If you’re looking for a job that combines frequent travel with excellent customer service, consider becoming an air hostess. This type of airline employee, also known as a flight attendant, stewardess, or cabin crew member, is in charge of ensuring the safety and comfort of passengers on board. While the requirements for becoming an air hostess vary airline, the process generally entails meeting preliminary physical, legal, and educational requirements, as well as completing an intensive training course.
Most airlines require applicants to meet three preliminary qualifications to ensure that they are physically fit for the job of air hostess. To begin, you must be between the heights of 64 inches (163 cm) and 72 inches (183 cm) (183 cm). This ensures that you can easily reach overhead compartments and that you can stand and move around comfortably in plane cabins. Second, you must show that you are physically fit enough to meet the job’s physical demands, which include everything from lifting luggage and pushing meal carts to opening heavy exit windows in an emergency. Third, you must be at least 18 years old, though many airlines have a 21-year-old minimum.
Another factor to consider when applying to be an air hostess is your legal eligibility. Air hostesses must be legal residents of the country where their airline is based in most cases. A valid passport is required if your airline offers international service.
Successful air hostess candidates typically have completed high school or passed a high school equivalency exam. Prior customer service experience can strengthen your application because the position requires a high level of interaction with passengers. Because cabin crew members are likely to interact with passengers from a variety of countries, knowing one or more foreign languages can help you stand out. Furthermore, the job necessitates the ability to respond to medical emergencies, so prior first-aid training can help you stand out.
Even if you meet these prerequisites, becoming an air hostess usually necessitates completing a formal training course, which is usually provided the hiring airline. The hiring policies of airlines can differ in this area. Before a candidate can be hired, some companies require them to complete a training program. Others hire untrained candidates on a trial basis, then promote them to full-time employment once the training is completed successfully.
These five-week training courses prepare applicants for the full range of air hostess responsibilities. You’ll learn how to perform standard air hostess duties like serving drinks and meals. Additionally, you will be trained to assist a wide range of passengers in a friendly and efficient manner, such as young or disabled passengers or nervous fliers.

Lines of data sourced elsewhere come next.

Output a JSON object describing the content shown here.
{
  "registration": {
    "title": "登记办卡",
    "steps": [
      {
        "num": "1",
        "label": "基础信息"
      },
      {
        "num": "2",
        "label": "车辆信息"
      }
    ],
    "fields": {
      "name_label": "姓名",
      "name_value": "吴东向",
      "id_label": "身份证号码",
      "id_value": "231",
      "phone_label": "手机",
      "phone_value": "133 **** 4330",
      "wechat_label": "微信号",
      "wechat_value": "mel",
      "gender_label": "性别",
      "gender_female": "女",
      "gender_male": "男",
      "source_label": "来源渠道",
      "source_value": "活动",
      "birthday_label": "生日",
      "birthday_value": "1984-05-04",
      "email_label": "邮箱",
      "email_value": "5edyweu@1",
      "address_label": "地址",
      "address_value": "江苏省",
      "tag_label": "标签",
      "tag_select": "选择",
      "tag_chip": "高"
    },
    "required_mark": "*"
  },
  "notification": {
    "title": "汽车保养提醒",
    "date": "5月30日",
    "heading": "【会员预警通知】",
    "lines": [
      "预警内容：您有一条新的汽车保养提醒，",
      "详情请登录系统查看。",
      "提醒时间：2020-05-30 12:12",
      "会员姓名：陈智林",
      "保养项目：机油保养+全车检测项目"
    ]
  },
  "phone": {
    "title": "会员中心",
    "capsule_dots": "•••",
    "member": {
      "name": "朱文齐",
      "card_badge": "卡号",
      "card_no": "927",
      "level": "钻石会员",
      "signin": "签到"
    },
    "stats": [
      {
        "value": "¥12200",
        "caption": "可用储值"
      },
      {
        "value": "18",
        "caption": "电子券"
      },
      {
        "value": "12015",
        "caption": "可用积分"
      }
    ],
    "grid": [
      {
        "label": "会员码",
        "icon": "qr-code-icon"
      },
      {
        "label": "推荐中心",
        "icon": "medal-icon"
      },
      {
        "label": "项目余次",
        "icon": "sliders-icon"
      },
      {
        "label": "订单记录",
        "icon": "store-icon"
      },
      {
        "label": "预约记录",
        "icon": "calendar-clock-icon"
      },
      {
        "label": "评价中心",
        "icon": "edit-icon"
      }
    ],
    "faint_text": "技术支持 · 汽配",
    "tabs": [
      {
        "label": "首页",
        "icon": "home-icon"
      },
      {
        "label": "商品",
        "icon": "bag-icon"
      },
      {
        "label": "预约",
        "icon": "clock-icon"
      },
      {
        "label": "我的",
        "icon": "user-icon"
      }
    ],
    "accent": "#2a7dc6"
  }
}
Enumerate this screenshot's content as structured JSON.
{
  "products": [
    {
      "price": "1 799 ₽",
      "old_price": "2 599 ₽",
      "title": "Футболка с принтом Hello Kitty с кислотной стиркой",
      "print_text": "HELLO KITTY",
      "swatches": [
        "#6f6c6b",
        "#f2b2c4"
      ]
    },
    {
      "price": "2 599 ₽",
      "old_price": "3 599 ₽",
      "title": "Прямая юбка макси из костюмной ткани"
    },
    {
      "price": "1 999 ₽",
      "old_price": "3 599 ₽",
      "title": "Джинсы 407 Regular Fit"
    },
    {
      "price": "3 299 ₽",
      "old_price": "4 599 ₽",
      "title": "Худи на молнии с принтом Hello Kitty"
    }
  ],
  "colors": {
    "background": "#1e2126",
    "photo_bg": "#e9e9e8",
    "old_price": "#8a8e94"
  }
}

However, safety instruction is perhaps the most important aspect of air hostess training. You are responsible for the safety of your passengers as a cabin crew member. As a result, you must be ready to react calmly, quickly, and appropriately to a variety of unexpected situations, ranging from a choking passenger to a crashing plane. You must be able to effectively communicate with and instruct your passengers, as well as perform basic first-aid procedures. You must also be able to follow established crisis procedures, deploy necessary apparatus such as rafts, and assist passengers in using breathing and flotation devices in the event of an emergency.